A destra: Saeb Erekat: Bugiardo

 Saeb Erekat, il principale negoziatore dell’Autorità Palestinese, che la settimana scorsa aveva affermato che i palestinesi discendono dai cananei, non è il primo palestinese a reinventare la Storia. Uno studio della Storia dimostra che le radici degli attuali palestinesi sono ben diverse.
 Anthony Smith, studioso dei movimenti nazionalisti, aveva stabilito una netta differenza tra due tipi di metodi nella costruzione dell’identità nazionale: il primo è definire un raggruppamento nazionale sulla base di una cultura e di una Storia condivise; il secondo metodo è quello utilizzato da nazioni che non hanno una Storia in comune e quindi devono inventare tutto di sana pianta.

Nel suo libro “Da Gerusalemme alla Mecca e ritorno”, il Professor Yitzhak Reiter osserva che la Storia non sempre è veritiera. Nei casi più estremi, è pura invenzione: il caso di Saeb Erekat, capo della diplomazia palestinese, ne è un esempio.
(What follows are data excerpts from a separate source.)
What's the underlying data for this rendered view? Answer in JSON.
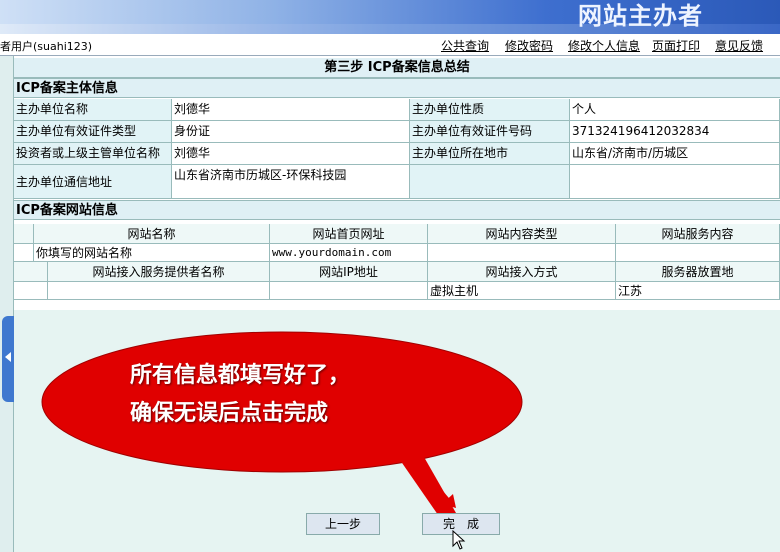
{
  "banner": {
    "title": "网站主办者"
  },
  "nav": {
    "user": "者用户(suahi123)",
    "links": [
      "公共查询",
      "修改密码",
      "修改个人信息",
      "页面打印",
      "意见反馈"
    ]
  },
  "page": {
    "step_title": "第三步  ICP备案信息总结"
  },
  "subject": {
    "heading": "ICP备案主体信息",
    "rows": [
      {
        "label1": "主办单位名称",
        "value1": "刘德华",
        "label2": "主办单位性质",
        "value2": "个人"
      },
      {
        "label1": "主办单位有效证件类型",
        "value1": "身份证",
        "label2": "主办单位有效证件号码",
        "value2": "371324196412032834"
      },
      {
        "label1": "投资者或上级主管单位名称",
        "value1": "刘德华",
        "label2": "主办单位所在地市",
        "value2": "山东省/济南市/历城区"
      },
      {
        "label1": "主办单位通信地址",
        "value1": "山东省济南市历城区-环保科技园",
        "label2": "",
        "value2": ""
      }
    ]
  },
  "website": {
    "heading": "ICP备案网站信息",
    "columns1": [
      "网站名称",
      "网站首页网址",
      "网站内容类型",
      "网站服务内容"
    ],
    "row1": [
      "你填写的网站名称",
      "www.yourdomain.com",
      "",
      ""
    ],
    "columns2": [
      "网站接入服务提供者名称",
      "网站IP地址",
      "网站接入方式",
      "服务器放置地"
    ],
    "row2": [
      "",
      "",
      "虚拟主机",
      "江苏"
    ]
  },
  "callout": {
    "line1": "所有信息都填写好了，",
    "line2": "确保无误后点击完成"
  },
  "buttons": {
    "prev": "上一步",
    "finish": "完　成"
  },
  "colors": {
    "callout_red": "#e00000",
    "arrow_red": "#e00000"
  }
}
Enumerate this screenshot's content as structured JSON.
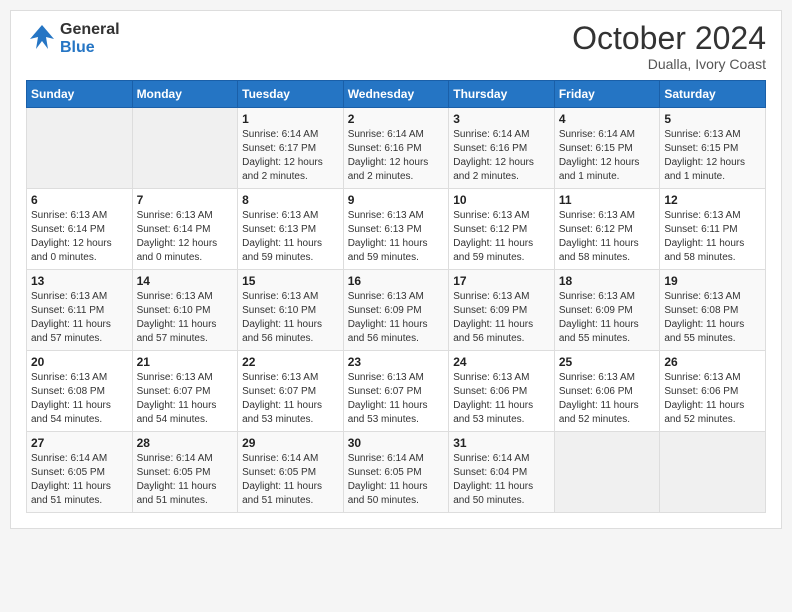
{
  "header": {
    "logo_general": "General",
    "logo_blue": "Blue",
    "month_title": "October 2024",
    "location": "Dualla, Ivory Coast"
  },
  "calendar": {
    "days_of_week": [
      "Sunday",
      "Monday",
      "Tuesday",
      "Wednesday",
      "Thursday",
      "Friday",
      "Saturday"
    ],
    "weeks": [
      [
        {
          "day": "",
          "info": ""
        },
        {
          "day": "",
          "info": ""
        },
        {
          "day": "1",
          "info": "Sunrise: 6:14 AM\nSunset: 6:17 PM\nDaylight: 12 hours\nand 2 minutes."
        },
        {
          "day": "2",
          "info": "Sunrise: 6:14 AM\nSunset: 6:16 PM\nDaylight: 12 hours\nand 2 minutes."
        },
        {
          "day": "3",
          "info": "Sunrise: 6:14 AM\nSunset: 6:16 PM\nDaylight: 12 hours\nand 2 minutes."
        },
        {
          "day": "4",
          "info": "Sunrise: 6:14 AM\nSunset: 6:15 PM\nDaylight: 12 hours\nand 1 minute."
        },
        {
          "day": "5",
          "info": "Sunrise: 6:13 AM\nSunset: 6:15 PM\nDaylight: 12 hours\nand 1 minute."
        }
      ],
      [
        {
          "day": "6",
          "info": "Sunrise: 6:13 AM\nSunset: 6:14 PM\nDaylight: 12 hours\nand 0 minutes."
        },
        {
          "day": "7",
          "info": "Sunrise: 6:13 AM\nSunset: 6:14 PM\nDaylight: 12 hours\nand 0 minutes."
        },
        {
          "day": "8",
          "info": "Sunrise: 6:13 AM\nSunset: 6:13 PM\nDaylight: 11 hours\nand 59 minutes."
        },
        {
          "day": "9",
          "info": "Sunrise: 6:13 AM\nSunset: 6:13 PM\nDaylight: 11 hours\nand 59 minutes."
        },
        {
          "day": "10",
          "info": "Sunrise: 6:13 AM\nSunset: 6:12 PM\nDaylight: 11 hours\nand 59 minutes."
        },
        {
          "day": "11",
          "info": "Sunrise: 6:13 AM\nSunset: 6:12 PM\nDaylight: 11 hours\nand 58 minutes."
        },
        {
          "day": "12",
          "info": "Sunrise: 6:13 AM\nSunset: 6:11 PM\nDaylight: 11 hours\nand 58 minutes."
        }
      ],
      [
        {
          "day": "13",
          "info": "Sunrise: 6:13 AM\nSunset: 6:11 PM\nDaylight: 11 hours\nand 57 minutes."
        },
        {
          "day": "14",
          "info": "Sunrise: 6:13 AM\nSunset: 6:10 PM\nDaylight: 11 hours\nand 57 minutes."
        },
        {
          "day": "15",
          "info": "Sunrise: 6:13 AM\nSunset: 6:10 PM\nDaylight: 11 hours\nand 56 minutes."
        },
        {
          "day": "16",
          "info": "Sunrise: 6:13 AM\nSunset: 6:09 PM\nDaylight: 11 hours\nand 56 minutes."
        },
        {
          "day": "17",
          "info": "Sunrise: 6:13 AM\nSunset: 6:09 PM\nDaylight: 11 hours\nand 56 minutes."
        },
        {
          "day": "18",
          "info": "Sunrise: 6:13 AM\nSunset: 6:09 PM\nDaylight: 11 hours\nand 55 minutes."
        },
        {
          "day": "19",
          "info": "Sunrise: 6:13 AM\nSunset: 6:08 PM\nDaylight: 11 hours\nand 55 minutes."
        }
      ],
      [
        {
          "day": "20",
          "info": "Sunrise: 6:13 AM\nSunset: 6:08 PM\nDaylight: 11 hours\nand 54 minutes."
        },
        {
          "day": "21",
          "info": "Sunrise: 6:13 AM\nSunset: 6:07 PM\nDaylight: 11 hours\nand 54 minutes."
        },
        {
          "day": "22",
          "info": "Sunrise: 6:13 AM\nSunset: 6:07 PM\nDaylight: 11 hours\nand 53 minutes."
        },
        {
          "day": "23",
          "info": "Sunrise: 6:13 AM\nSunset: 6:07 PM\nDaylight: 11 hours\nand 53 minutes."
        },
        {
          "day": "24",
          "info": "Sunrise: 6:13 AM\nSunset: 6:06 PM\nDaylight: 11 hours\nand 53 minutes."
        },
        {
          "day": "25",
          "info": "Sunrise: 6:13 AM\nSunset: 6:06 PM\nDaylight: 11 hours\nand 52 minutes."
        },
        {
          "day": "26",
          "info": "Sunrise: 6:13 AM\nSunset: 6:06 PM\nDaylight: 11 hours\nand 52 minutes."
        }
      ],
      [
        {
          "day": "27",
          "info": "Sunrise: 6:14 AM\nSunset: 6:05 PM\nDaylight: 11 hours\nand 51 minutes."
        },
        {
          "day": "28",
          "info": "Sunrise: 6:14 AM\nSunset: 6:05 PM\nDaylight: 11 hours\nand 51 minutes."
        },
        {
          "day": "29",
          "info": "Sunrise: 6:14 AM\nSunset: 6:05 PM\nDaylight: 11 hours\nand 51 minutes."
        },
        {
          "day": "30",
          "info": "Sunrise: 6:14 AM\nSunset: 6:05 PM\nDaylight: 11 hours\nand 50 minutes."
        },
        {
          "day": "31",
          "info": "Sunrise: 6:14 AM\nSunset: 6:04 PM\nDaylight: 11 hours\nand 50 minutes."
        },
        {
          "day": "",
          "info": ""
        },
        {
          "day": "",
          "info": ""
        }
      ]
    ]
  }
}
Erekat, che la scorsa settimana aveva fatto la predica al Ministro della Giustizia, Tzipi Livni, sostenendo che lui ed i suoi antenati cananei vivevano a Gerico già 3000 anni prima dell’arrivo di Giosué con il popolo d’Israele, non è il primo palestinese che si inventa la Storia tracciando una linea retta che unisce i cananei della Bibbia ai palestinesi di oggi.
Molti palestinesi che l’avevano preceduto, si consideravano discendenti dei gebusei, altri ancora pretendevano di discendere da antichi filistei.
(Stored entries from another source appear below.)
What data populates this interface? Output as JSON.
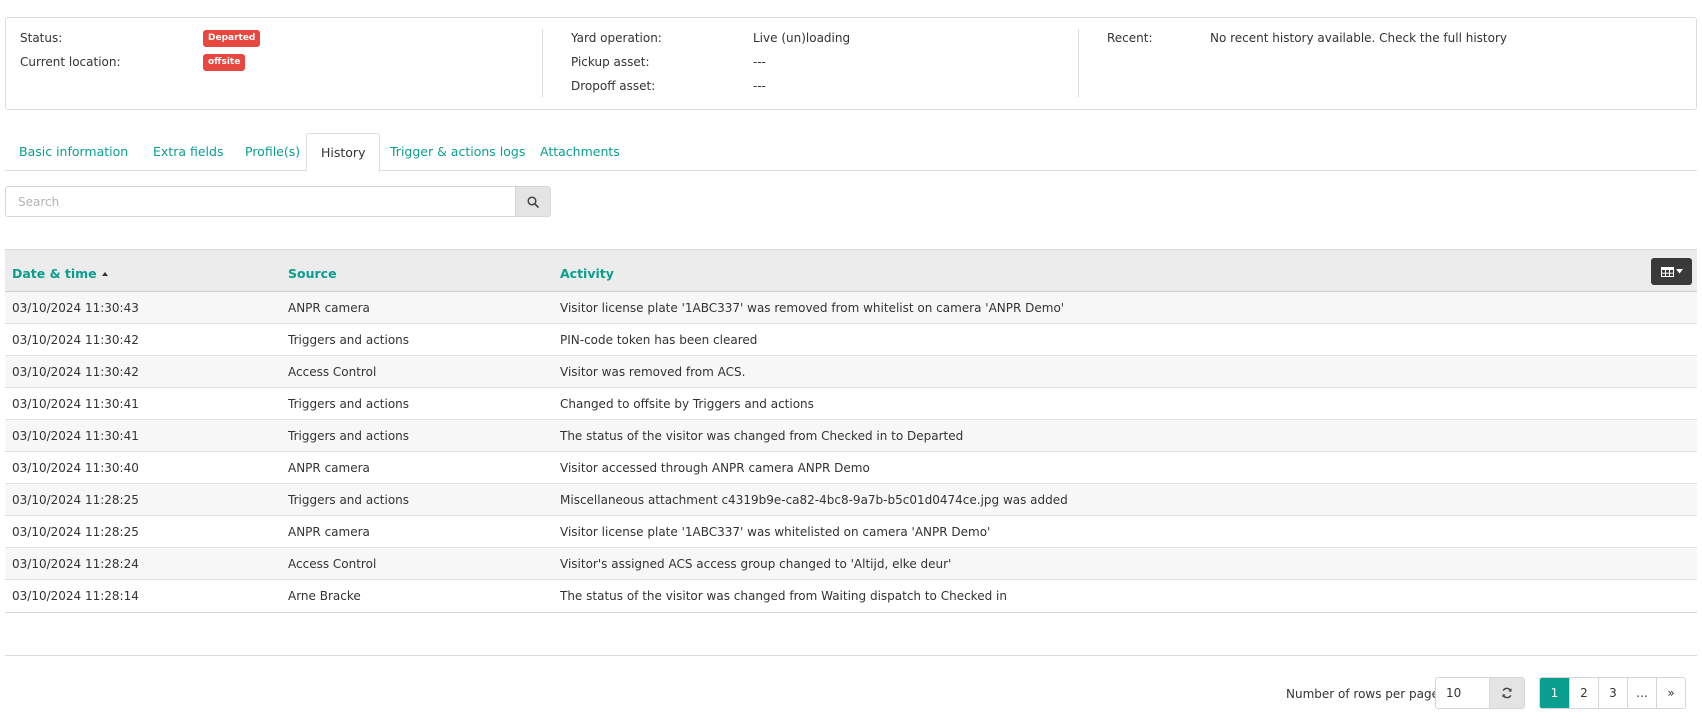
{
  "status_panel": {
    "status": {
      "label": "Status:",
      "value": "Departed"
    },
    "location": {
      "label": "Current location:",
      "value": "offsite"
    },
    "yard_operation": {
      "label": "Yard operation:",
      "value": "Live (un)loading"
    },
    "pickup_asset": {
      "label": "Pickup asset:",
      "value": "---"
    },
    "dropoff_asset": {
      "label": "Dropoff asset:",
      "value": "---"
    },
    "recent": {
      "label": "Recent:",
      "value": "No recent history available. Check the full history"
    },
    "badge_color": "#e8473f"
  },
  "tabs": [
    {
      "label": "Basic information"
    },
    {
      "label": "Extra fields"
    },
    {
      "label": "Profile(s)"
    },
    {
      "label": "History"
    },
    {
      "label": "Trigger & actions logs"
    },
    {
      "label": "Attachments"
    }
  ],
  "active_tab": "History",
  "search": {
    "placeholder": "Search",
    "value": "",
    "icon": "search-icon"
  },
  "table": {
    "columns": {
      "date": "Date & time",
      "source": "Source",
      "activity": "Activity"
    },
    "sort_column": "Date & time",
    "sort_direction": "ascending",
    "column_toggle_icon": "table-columns-icon",
    "rows": [
      {
        "date": "03/10/2024 11:30:43",
        "source": "ANPR camera",
        "activity": "Visitor license plate '1ABC337' was removed from whitelist on camera 'ANPR Demo'"
      },
      {
        "date": "03/10/2024 11:30:42",
        "source": "Triggers and actions",
        "activity": "PIN-code token has been cleared"
      },
      {
        "date": "03/10/2024 11:30:42",
        "source": "Access Control",
        "activity": "Visitor was removed from ACS."
      },
      {
        "date": "03/10/2024 11:30:41",
        "source": "Triggers and actions",
        "activity": "Changed to offsite by Triggers and actions"
      },
      {
        "date": "03/10/2024 11:30:41",
        "source": "Triggers and actions",
        "activity": "The status of the visitor was changed from Checked in to Departed"
      },
      {
        "date": "03/10/2024 11:30:40",
        "source": "ANPR camera",
        "activity": "Visitor accessed through ANPR camera ANPR Demo"
      },
      {
        "date": "03/10/2024 11:28:25",
        "source": "Triggers and actions",
        "activity": "Miscellaneous attachment c4319b9e-ca82-4bc8-9a7b-b5c01d0474ce.jpg was added"
      },
      {
        "date": "03/10/2024 11:28:25",
        "source": "ANPR camera",
        "activity": "Visitor license plate '1ABC337' was whitelisted on camera 'ANPR Demo'"
      },
      {
        "date": "03/10/2024 11:28:24",
        "source": "Access Control",
        "activity": "Visitor's assigned ACS access group changed to 'Altijd, elke deur'"
      },
      {
        "date": "03/10/2024 11:28:14",
        "source": "Arne Bracke",
        "activity": "The status of the visitor was changed from Waiting dispatch to Checked in"
      }
    ]
  },
  "footer": {
    "rows_label": "Number of rows per page",
    "rows_value": "10",
    "refresh_icon": "refresh-icon",
    "pages": [
      "1",
      "2",
      "3",
      "...",
      "»"
    ],
    "active_page": "1"
  },
  "colors": {
    "accent": "#0a9e8f",
    "header_bg": "#ececec",
    "dark_button": "#3a3a3a"
  }
}
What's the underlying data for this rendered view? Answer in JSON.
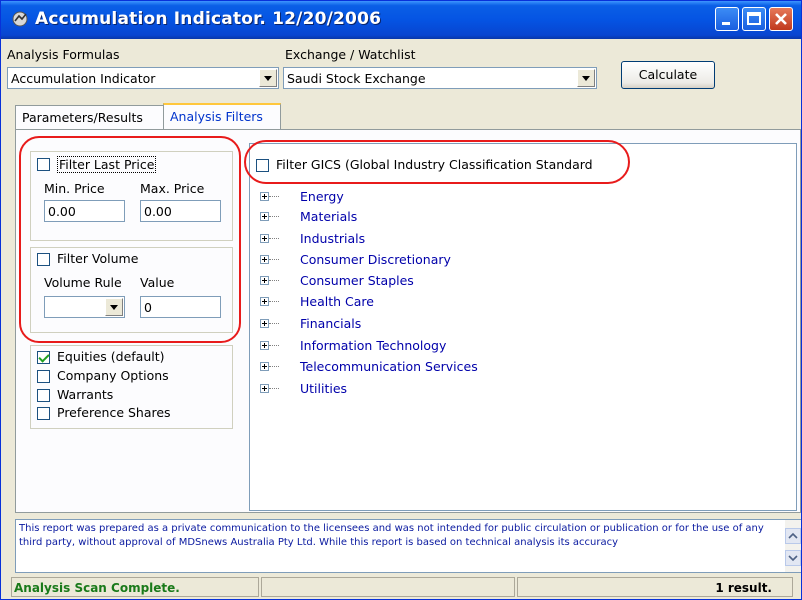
{
  "window": {
    "title": "Accumulation Indicator. 12/20/2006"
  },
  "form": {
    "analysis_formulas_label": "Analysis Formulas",
    "analysis_formula_value": "Accumulation Indicator",
    "exchange_label": "Exchange / Watchlist",
    "exchange_value": "Saudi Stock Exchange",
    "calculate_label": "Calculate"
  },
  "tabs": [
    {
      "label": "Parameters/Results",
      "active": false
    },
    {
      "label": "Analysis Filters",
      "active": true
    }
  ],
  "filters": {
    "last_price": {
      "label": "Filter Last Price",
      "checked": false,
      "min_label": "Min. Price",
      "min_value": "0.00",
      "max_label": "Max. Price",
      "max_value": "0.00"
    },
    "volume": {
      "label": "Filter Volume",
      "checked": false,
      "rule_label": "Volume Rule",
      "value_label": "Value",
      "value": "0"
    },
    "security_types": [
      {
        "label": "Equities (default)",
        "checked": true
      },
      {
        "label": "Company Options",
        "checked": false
      },
      {
        "label": "Warrants",
        "checked": false
      },
      {
        "label": "Preference Shares",
        "checked": false
      }
    ],
    "gics": {
      "label": "Filter GICS (Global Industry Classification Standard",
      "checked": false,
      "sectors": [
        "Energy",
        "Materials",
        "Industrials",
        "Consumer Discretionary",
        "Consumer Staples",
        "Health Care",
        "Financials",
        "Information Technology",
        "Telecommunication Services",
        "Utilities"
      ]
    }
  },
  "report_text": "This report was prepared as a private communication to the licensees and was not intended for public circulation or publication or for the use of any third party, without approval of MDSnews Australia Pty Ltd. While this report is based on technical analysis its accuracy",
  "status": {
    "message": "Analysis Scan Complete.",
    "result": "1 result."
  },
  "colors": {
    "annotation": "#e81b1b",
    "titlebar": "#0554e3",
    "status_message": "#1a7a1a"
  }
}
E’ da anni che il nocciolo della propaganda araba si basa sull’affermazione che il popolo palestinese viveva nella Terra d’Israele di oggi da millenni, già ben prima che gli ebrei arrivassero come “occupanti”. Partendo da qui si arriva a sostenere che i palestinesi, in virtù del fatto di essere discendenti dei cananei, o dei filistei, o dei gebusei, sono i veri indigeni di questa Terra.
In seguito, cioè oggi -così sostiene la tesi- sono stati occupati dagli ebrei. I palestinesi non solo negano, cancellano e distorcono la Storia ebraica, talvolta imbarcandosi in assurde lungaggini, arrivando a inventarsi migliaia di anni di una nuova propria Storia. Così può essere che all’improvviso i biblici cananei sono arabi, Gesù è un palestinese che ha predicato le virtù dell’Islam e non il cristianesimo; e Mosè? Ma certo, Mosè era sicuramente un musulmano.

Una breve e concisa descrizione di documenti storici, testimonianze di esperti, vecchie e nuove pubblicazioni, nonché citazioni che si trovano su Internet da fonti arabe israeliane e palestinesi, è tutto ciò che serve per sapere che le radici delle famiglie palestinesi di oggi sono ben lontane da quanto affermano, e che la narrativa palestinese che Erekat ha assunto come fonte, è assolutamente pura fantasia.
Prendiamo ad esempio il caso di Salma Fayumi, una residente di Kafr Qasim, che ha dimostrato le sue prodezze culinarie nel reality show di “Master Chef”. Sicuramente Fayumi non intendeva impelagarsi in un tumultuoso dibattito sull’origine dei palestinesi, ma senza volere lo ha fatto, mostrando con orgoglio il piatto di Koshari che aveva preparato, tipico della cucina egiziana con riso e lenticchie. “La mia famiglia è venuta da Faiyum, in Egitto, ed io sono Salma Fayumi da Faiyum” ha detto la cuoca di Kafr Qasim.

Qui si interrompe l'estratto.